A supermoon rises above central London on December 14, 2016. The phenomenon happens when the moon is full at the same time as, or very near, perigee -- its closest point to Earth on an elliptical, monthly orbit. / AFP / Daniel LEAL-OLIVAS        (Photo credit should read DANIEL LEAL-OLIVAS/AFP/Getty Images)
 AFP / Daniel LEAL-OLIVAS (Photo credit should read DANIEL LEAL-OLIVAS/AFP/Getty Images)
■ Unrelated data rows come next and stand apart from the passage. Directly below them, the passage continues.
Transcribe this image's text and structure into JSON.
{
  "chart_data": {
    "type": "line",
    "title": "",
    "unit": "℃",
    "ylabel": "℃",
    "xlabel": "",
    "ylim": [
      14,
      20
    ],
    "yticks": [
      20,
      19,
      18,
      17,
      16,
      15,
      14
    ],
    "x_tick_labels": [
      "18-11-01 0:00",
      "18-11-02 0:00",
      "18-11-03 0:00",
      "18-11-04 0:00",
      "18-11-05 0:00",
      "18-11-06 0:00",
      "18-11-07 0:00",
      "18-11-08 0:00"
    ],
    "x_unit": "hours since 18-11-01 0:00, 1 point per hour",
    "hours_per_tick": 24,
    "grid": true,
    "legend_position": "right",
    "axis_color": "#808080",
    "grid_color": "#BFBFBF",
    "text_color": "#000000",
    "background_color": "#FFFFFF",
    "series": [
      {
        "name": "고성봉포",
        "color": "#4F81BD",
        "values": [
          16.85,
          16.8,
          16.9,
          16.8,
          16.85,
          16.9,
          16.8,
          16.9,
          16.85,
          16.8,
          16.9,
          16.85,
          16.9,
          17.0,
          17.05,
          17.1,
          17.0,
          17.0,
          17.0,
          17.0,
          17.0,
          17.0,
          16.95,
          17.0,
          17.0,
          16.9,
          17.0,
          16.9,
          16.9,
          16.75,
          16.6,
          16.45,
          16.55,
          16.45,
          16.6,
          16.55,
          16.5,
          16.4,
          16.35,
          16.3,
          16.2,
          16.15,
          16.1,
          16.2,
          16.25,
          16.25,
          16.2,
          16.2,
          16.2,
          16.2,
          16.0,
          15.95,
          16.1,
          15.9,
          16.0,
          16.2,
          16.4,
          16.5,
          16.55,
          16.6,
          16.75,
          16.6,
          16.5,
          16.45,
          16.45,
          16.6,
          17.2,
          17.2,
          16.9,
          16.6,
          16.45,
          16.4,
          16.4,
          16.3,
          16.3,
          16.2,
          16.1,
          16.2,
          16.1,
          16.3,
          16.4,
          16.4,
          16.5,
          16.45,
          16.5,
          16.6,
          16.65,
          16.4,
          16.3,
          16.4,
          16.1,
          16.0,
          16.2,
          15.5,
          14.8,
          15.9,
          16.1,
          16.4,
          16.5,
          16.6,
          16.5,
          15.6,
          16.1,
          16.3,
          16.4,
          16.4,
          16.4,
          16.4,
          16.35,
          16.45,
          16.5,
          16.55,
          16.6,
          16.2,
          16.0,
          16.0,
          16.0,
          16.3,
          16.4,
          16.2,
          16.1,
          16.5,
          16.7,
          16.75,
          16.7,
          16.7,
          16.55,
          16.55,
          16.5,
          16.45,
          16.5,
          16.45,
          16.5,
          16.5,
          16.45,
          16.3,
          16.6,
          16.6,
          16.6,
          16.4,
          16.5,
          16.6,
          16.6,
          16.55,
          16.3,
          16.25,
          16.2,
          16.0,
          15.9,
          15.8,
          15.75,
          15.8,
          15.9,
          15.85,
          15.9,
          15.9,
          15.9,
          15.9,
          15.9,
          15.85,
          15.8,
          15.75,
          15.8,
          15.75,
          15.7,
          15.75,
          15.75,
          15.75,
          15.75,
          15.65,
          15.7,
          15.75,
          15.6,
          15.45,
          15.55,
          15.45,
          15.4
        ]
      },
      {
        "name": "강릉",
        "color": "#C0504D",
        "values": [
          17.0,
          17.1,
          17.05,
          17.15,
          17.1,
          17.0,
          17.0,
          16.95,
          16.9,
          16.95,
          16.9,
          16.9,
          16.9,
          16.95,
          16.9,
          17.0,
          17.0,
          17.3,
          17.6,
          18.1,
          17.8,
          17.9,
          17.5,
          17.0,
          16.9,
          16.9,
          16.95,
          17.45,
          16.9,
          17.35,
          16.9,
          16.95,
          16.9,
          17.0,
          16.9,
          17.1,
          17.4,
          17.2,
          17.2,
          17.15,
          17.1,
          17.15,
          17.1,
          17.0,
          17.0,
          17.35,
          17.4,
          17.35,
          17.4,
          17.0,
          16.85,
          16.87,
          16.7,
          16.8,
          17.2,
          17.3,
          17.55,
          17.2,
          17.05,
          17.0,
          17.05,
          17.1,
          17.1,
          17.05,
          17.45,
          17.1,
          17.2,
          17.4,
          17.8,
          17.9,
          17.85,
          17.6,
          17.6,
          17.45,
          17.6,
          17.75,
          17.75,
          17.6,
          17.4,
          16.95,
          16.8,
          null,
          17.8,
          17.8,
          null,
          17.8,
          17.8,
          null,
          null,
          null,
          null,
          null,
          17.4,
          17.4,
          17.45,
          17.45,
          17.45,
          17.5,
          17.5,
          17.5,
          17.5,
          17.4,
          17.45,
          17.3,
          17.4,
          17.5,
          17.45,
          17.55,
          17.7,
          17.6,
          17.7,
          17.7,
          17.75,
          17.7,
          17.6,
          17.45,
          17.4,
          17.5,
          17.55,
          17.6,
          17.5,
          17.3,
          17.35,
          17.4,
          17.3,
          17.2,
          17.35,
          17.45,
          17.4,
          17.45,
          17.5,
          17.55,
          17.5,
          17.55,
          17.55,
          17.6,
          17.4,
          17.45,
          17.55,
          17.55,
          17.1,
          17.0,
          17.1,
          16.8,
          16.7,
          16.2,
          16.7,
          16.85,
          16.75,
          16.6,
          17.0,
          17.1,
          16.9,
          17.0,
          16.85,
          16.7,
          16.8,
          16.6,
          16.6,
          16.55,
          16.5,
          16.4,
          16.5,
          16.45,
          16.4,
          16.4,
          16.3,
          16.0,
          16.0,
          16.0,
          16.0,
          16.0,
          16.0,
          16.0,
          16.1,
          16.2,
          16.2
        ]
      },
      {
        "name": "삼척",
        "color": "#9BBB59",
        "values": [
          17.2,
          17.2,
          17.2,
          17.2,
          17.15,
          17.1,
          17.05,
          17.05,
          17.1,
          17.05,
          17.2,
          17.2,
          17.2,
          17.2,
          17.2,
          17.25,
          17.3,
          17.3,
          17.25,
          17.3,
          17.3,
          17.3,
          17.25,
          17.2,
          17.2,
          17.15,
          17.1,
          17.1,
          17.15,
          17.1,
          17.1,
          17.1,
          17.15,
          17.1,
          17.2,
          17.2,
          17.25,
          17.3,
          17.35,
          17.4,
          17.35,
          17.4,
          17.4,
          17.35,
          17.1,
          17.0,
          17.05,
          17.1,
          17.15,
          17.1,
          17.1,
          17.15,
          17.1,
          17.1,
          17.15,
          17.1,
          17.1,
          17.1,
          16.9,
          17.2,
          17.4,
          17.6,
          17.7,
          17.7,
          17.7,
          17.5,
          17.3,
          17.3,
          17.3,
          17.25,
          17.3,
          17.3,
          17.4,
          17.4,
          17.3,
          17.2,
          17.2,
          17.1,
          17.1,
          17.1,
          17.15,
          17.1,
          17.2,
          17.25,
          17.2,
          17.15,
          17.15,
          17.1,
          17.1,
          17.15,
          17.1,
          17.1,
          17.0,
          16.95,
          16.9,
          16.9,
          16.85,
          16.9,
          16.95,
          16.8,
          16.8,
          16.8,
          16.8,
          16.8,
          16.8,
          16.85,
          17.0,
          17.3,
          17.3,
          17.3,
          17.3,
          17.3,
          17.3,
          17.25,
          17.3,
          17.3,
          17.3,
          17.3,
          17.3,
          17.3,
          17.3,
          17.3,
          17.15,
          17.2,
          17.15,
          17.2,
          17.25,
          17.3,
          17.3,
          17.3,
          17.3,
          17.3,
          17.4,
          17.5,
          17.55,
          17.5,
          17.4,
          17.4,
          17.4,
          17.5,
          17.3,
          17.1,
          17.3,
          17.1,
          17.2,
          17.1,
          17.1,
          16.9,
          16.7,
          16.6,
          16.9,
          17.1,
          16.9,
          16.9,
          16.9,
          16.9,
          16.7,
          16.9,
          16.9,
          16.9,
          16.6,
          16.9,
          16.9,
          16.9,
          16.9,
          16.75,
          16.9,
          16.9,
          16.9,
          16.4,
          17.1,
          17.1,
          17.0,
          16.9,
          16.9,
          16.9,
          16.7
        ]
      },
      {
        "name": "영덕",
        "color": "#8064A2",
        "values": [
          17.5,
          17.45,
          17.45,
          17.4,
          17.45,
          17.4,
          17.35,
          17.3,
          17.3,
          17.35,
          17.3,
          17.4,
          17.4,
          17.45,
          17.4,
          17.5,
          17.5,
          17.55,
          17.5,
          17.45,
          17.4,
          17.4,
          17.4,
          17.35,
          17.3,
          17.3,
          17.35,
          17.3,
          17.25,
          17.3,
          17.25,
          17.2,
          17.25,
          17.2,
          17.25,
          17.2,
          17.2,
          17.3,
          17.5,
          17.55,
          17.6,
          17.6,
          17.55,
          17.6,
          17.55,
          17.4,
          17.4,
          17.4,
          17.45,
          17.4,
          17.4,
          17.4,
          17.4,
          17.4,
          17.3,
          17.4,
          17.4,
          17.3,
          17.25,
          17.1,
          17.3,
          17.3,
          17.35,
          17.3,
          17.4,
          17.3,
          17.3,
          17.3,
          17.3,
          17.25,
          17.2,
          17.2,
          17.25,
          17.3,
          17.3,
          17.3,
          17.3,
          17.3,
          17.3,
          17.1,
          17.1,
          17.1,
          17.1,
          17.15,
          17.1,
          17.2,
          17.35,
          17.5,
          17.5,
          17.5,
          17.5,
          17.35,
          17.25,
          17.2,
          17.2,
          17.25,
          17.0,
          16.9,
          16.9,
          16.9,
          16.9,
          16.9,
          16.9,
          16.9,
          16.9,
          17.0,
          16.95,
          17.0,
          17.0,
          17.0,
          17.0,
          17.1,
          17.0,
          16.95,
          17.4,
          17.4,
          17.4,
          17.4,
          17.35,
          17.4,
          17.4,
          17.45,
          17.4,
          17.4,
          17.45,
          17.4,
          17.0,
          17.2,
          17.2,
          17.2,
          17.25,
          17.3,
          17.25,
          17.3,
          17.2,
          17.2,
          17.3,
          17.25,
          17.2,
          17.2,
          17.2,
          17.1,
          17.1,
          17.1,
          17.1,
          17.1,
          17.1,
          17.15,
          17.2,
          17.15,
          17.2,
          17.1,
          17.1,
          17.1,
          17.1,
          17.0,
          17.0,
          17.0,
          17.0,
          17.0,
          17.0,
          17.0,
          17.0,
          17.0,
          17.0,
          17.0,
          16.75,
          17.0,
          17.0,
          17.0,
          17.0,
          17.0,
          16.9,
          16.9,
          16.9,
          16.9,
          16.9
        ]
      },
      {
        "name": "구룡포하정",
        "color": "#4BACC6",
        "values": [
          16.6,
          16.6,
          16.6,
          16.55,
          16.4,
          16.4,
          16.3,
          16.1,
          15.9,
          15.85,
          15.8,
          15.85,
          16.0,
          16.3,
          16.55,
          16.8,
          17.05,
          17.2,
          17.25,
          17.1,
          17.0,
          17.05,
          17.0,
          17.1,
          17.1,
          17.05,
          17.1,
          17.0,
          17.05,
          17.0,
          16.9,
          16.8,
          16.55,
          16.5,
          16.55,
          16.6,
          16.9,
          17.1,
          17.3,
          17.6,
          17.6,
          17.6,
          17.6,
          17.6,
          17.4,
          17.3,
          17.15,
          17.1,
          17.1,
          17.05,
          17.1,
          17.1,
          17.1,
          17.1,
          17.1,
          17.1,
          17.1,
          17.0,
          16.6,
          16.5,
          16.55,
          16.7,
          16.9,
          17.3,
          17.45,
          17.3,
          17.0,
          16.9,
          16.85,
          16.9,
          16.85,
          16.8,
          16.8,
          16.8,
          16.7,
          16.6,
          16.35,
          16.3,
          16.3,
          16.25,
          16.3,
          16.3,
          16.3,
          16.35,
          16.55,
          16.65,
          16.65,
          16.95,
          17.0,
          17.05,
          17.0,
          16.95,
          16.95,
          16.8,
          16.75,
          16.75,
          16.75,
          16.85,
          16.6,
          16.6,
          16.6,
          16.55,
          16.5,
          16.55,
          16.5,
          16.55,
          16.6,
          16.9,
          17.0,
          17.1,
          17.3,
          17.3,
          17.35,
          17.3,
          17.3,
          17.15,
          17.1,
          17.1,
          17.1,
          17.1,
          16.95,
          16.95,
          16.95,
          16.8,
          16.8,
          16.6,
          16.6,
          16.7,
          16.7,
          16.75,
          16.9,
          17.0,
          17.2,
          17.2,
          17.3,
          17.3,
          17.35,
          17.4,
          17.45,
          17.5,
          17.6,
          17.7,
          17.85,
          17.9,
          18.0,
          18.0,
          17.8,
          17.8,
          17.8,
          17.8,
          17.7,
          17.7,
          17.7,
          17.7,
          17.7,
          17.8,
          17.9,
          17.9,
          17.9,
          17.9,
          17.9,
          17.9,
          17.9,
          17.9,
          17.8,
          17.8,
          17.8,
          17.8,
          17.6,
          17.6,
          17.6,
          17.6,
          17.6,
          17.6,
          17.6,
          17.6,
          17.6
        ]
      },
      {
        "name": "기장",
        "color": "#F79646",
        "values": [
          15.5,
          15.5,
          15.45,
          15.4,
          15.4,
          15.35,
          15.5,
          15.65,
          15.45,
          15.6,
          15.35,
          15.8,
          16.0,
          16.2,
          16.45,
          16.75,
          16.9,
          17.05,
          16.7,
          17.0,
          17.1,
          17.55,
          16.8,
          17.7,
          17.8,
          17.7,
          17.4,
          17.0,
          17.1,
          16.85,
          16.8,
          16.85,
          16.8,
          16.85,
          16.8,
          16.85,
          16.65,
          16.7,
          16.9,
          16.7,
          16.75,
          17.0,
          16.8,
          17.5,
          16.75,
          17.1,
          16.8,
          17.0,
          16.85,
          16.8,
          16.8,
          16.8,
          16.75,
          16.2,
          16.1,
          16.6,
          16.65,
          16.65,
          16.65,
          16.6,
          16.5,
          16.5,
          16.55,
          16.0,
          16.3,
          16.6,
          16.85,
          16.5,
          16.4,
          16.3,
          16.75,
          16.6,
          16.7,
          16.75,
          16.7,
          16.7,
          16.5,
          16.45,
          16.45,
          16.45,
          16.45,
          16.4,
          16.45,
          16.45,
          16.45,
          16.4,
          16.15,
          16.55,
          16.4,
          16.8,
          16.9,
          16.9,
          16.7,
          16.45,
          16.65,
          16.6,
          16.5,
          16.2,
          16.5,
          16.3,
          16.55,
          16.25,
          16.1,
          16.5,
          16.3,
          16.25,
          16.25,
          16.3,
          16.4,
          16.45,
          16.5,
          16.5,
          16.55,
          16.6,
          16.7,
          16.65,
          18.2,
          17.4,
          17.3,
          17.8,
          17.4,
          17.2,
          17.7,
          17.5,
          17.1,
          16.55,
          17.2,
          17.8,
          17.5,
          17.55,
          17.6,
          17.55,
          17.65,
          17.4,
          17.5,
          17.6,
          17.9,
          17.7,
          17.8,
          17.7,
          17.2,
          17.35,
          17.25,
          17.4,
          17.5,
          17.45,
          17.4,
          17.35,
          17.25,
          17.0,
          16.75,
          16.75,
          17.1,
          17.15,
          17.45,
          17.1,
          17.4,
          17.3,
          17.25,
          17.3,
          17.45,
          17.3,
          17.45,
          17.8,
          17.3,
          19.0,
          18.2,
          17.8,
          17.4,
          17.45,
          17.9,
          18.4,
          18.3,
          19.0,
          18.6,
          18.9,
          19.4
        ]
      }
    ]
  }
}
Is the moon made of many moonlets?

New simulations suggest the moon is made of around 20 mini-moons, or moonlets. Israeli researchers are opposing the predominate theory of one massive impact from a Mars sized object called Theia (Theia was a greek Titaness whose also went by Euryphaessa  meaning “wide-shining”) about 4.31 billion years ago. Instead, they suggest several smaller impacts created earth debris, and moonlets, and which were later fused together by gravitational forces.

Did these smaller impacts effect the earths rotation or position in solar system? What effect did this have on early geology?

Could we examine moon soil for a better look at Gaia’s (early earth) composition?

Could there be a surviving record of space stuff, or impact craters to support this…

I don’t know, but the idea of the earth spinning with several small moons is pleasant. And moonlet is great word.